I wanted to create some examples, as variations of the one proposed in the above mentioned question, and came up with, e.g.,
$$y_{n+1} = \frac{n}{n+1} + \frac23 \cdot y_n, \ \ n=0,1,2,\dots,\tag{2}\label{eq2}$$
and arbitrary $y_0\neq 0$.
With the change of variable $z_n = y_n -3$ you can then write
$$z_n = \sum_{k=0}^n \left(\frac{2}{3}\right)^{n-k}x_k,$$
with
$$
x_n=
\begin{cases}
z_0 & (x=0)\\
-\frac{1}{n+1} & (n>0),
\end{cases}
$$
that is exactly the form \eqref{eq1}, and it satisfies the hypotheses. So the sequence $(z_n)$ is null and $(y_n)$ converges to $3$, independently of the intial value $y_0$.
Question
I think from \eqref{eq2} the convergence to $3$ is sort of obvious, but I was not able to come up with a less "convoluted" way to show it. Could you provide me with an alternative proof of the convergence of $(y_n)$?
Best Answer
Take a look at the iteration of the form $z_{n+1} = a+\frac{2}{3}z_n$ where $a$ is constant. Then subtracting $3a$ you get $z_{n+1}-3a = \frac{2}{3}(z_n-3a)$. This means that $z_{n}-3a$ is geometric and it always converges to $0$ regardless of the initial value $z_0$. This means that $z_n\to 3a$.

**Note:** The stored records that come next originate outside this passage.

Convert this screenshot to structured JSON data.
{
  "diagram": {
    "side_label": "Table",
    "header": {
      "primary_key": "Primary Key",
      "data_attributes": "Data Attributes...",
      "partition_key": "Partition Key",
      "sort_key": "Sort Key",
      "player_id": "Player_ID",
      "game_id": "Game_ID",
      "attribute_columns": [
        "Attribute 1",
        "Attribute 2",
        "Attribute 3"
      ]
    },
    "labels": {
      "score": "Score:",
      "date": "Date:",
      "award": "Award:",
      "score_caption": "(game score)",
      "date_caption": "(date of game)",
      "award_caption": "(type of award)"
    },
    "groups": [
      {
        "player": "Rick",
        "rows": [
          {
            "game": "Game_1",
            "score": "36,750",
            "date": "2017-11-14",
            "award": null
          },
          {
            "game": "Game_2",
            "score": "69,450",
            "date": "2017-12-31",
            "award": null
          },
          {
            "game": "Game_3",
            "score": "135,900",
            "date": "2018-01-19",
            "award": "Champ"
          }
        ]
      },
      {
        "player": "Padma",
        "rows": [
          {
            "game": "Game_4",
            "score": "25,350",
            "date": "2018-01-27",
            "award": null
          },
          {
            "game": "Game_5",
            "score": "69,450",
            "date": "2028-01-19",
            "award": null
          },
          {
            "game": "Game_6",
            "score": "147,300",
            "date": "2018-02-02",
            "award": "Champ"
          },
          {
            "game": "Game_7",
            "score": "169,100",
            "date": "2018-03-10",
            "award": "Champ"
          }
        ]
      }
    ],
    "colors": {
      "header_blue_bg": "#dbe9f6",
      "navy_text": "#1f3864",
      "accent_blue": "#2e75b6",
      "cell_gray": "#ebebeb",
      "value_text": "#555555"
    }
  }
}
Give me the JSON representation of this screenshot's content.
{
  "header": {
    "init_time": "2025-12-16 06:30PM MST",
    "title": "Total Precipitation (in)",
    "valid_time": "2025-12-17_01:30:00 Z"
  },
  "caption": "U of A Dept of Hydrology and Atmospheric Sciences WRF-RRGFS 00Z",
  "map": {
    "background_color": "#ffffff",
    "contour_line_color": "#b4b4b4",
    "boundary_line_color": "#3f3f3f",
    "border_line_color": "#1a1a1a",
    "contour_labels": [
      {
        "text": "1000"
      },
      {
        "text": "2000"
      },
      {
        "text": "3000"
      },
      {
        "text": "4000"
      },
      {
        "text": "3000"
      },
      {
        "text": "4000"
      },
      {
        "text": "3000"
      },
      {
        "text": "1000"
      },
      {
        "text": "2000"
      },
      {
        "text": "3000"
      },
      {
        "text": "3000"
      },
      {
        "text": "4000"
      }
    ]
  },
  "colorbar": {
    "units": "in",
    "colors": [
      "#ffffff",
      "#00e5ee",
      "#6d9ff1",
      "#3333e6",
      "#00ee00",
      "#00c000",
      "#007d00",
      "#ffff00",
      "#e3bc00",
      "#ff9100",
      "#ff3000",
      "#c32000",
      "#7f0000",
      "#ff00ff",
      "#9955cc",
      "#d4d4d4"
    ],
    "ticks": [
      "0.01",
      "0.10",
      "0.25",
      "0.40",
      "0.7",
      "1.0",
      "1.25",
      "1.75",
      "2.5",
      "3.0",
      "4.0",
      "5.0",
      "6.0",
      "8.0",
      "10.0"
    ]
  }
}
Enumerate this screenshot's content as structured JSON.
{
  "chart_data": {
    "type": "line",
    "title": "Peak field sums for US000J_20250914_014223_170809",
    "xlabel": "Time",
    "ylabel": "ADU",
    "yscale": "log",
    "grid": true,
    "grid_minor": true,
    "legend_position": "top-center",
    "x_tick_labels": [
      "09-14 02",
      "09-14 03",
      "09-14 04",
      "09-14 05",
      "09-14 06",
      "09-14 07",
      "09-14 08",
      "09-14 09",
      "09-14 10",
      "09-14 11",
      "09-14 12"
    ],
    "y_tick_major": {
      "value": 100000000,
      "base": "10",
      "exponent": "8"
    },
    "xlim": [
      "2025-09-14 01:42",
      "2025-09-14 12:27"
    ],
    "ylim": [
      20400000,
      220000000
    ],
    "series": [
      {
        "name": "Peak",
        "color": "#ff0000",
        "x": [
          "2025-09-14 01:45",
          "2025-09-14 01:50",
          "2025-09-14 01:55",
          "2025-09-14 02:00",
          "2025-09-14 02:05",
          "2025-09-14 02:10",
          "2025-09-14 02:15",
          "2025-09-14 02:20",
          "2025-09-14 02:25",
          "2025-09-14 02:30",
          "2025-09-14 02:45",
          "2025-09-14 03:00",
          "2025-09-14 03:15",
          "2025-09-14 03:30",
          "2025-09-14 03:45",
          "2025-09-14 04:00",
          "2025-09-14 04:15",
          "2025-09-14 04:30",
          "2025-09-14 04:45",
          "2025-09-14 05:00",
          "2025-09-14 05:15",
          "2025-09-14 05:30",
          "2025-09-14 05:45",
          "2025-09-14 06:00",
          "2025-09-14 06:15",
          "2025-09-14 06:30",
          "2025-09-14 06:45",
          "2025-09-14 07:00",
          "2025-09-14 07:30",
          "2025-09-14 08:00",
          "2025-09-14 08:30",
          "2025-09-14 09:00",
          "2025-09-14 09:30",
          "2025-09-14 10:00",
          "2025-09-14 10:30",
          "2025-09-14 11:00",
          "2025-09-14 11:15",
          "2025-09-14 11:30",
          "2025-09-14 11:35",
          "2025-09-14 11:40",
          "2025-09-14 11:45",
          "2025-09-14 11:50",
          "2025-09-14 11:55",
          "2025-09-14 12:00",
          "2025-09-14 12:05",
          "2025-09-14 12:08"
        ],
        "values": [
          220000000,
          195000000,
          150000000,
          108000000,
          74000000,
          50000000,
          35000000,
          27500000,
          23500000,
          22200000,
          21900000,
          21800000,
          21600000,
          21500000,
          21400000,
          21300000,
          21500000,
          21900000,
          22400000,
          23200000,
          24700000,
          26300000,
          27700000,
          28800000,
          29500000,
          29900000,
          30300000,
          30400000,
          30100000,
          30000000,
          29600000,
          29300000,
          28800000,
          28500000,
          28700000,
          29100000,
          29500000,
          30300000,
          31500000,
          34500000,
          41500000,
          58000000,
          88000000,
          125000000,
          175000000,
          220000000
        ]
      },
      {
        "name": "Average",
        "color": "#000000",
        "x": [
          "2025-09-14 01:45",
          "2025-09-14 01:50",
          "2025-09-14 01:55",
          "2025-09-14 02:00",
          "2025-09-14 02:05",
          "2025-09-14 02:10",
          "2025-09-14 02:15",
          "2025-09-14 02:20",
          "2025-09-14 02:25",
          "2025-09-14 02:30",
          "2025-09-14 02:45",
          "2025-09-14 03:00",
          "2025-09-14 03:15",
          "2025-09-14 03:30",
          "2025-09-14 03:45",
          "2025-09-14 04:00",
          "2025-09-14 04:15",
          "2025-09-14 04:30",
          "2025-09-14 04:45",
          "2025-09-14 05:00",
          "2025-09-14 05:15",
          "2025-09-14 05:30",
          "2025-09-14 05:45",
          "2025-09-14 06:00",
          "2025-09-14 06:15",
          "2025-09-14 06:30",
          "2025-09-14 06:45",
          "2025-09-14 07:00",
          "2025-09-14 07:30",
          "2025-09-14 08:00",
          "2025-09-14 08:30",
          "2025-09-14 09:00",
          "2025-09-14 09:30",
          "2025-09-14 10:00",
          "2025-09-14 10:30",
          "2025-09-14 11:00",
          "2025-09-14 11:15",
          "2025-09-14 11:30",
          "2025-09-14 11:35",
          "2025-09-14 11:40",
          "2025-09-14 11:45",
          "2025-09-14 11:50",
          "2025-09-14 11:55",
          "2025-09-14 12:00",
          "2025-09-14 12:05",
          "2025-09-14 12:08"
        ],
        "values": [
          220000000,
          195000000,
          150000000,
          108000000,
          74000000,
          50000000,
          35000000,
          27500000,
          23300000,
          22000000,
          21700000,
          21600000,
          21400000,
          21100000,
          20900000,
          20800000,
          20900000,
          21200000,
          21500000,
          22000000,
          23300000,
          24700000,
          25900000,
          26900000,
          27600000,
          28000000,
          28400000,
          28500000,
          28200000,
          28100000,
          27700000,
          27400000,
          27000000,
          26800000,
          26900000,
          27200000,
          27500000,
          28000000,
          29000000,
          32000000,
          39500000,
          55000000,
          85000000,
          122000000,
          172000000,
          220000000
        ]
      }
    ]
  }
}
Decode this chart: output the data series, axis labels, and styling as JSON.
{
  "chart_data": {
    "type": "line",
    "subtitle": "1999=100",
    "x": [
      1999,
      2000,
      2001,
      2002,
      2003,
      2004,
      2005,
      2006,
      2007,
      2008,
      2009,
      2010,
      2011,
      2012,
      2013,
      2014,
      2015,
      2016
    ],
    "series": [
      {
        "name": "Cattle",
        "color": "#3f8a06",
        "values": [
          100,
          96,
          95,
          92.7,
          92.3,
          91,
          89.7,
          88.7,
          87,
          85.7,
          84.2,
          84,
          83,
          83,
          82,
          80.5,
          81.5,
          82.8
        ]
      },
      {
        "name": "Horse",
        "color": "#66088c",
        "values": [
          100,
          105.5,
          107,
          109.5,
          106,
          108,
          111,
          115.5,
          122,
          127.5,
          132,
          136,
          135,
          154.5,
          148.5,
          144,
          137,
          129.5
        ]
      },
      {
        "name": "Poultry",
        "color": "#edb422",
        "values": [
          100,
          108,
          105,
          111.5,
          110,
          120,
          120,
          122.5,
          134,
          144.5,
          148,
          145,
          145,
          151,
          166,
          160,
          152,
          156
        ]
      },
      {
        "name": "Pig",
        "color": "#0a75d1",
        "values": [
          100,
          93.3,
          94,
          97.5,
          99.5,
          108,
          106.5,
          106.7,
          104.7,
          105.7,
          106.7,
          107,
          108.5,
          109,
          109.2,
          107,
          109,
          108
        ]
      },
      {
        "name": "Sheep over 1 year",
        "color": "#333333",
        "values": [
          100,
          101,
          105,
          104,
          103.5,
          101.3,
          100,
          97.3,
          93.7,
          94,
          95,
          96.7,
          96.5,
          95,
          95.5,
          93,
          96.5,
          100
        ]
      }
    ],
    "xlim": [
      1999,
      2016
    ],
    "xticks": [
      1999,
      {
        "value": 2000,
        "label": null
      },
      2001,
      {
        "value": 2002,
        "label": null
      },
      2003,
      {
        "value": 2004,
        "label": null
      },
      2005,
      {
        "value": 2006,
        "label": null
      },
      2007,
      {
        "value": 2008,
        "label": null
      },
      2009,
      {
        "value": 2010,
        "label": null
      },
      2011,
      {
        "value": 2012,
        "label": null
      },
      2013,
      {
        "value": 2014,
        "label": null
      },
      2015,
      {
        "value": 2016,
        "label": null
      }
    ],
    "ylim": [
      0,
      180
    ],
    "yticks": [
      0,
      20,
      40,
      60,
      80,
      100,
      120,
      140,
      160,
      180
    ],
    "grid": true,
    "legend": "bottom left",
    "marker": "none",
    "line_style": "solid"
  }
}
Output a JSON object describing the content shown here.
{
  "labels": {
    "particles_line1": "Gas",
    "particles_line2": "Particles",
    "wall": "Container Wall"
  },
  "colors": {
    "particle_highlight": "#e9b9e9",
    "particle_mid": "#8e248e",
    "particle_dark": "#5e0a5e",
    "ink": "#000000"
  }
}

Now it is enough to see that for some $\varepsilon >0$ eventually you have $n/(n+1)>1-\varepsilon$ if $n \geq n_0$. Therefore, you consider the recurrence of the form $z_{n+1} = 1-\varepsilon + \frac{2}{3}z_n$ and $w_{n+1} = 1+\frac{2}{3}w_n$ for $n \geq n_0$ and $z_{n_0}=w_{n_0}=y_{n_0}$ then $ z_n\leq y_n \leq w_n$ for every $n$. The initial paragraph above says that
$$ 3-3\varepsilon \leq \liminf_{n\to \infty} y_n \leq \limsup_{n \to \infty} y_n \leq 3 $$
Now it is enough to take $\varepsilon \to 0$ to get that $\lim_{n\to \infty } y_n = 3$.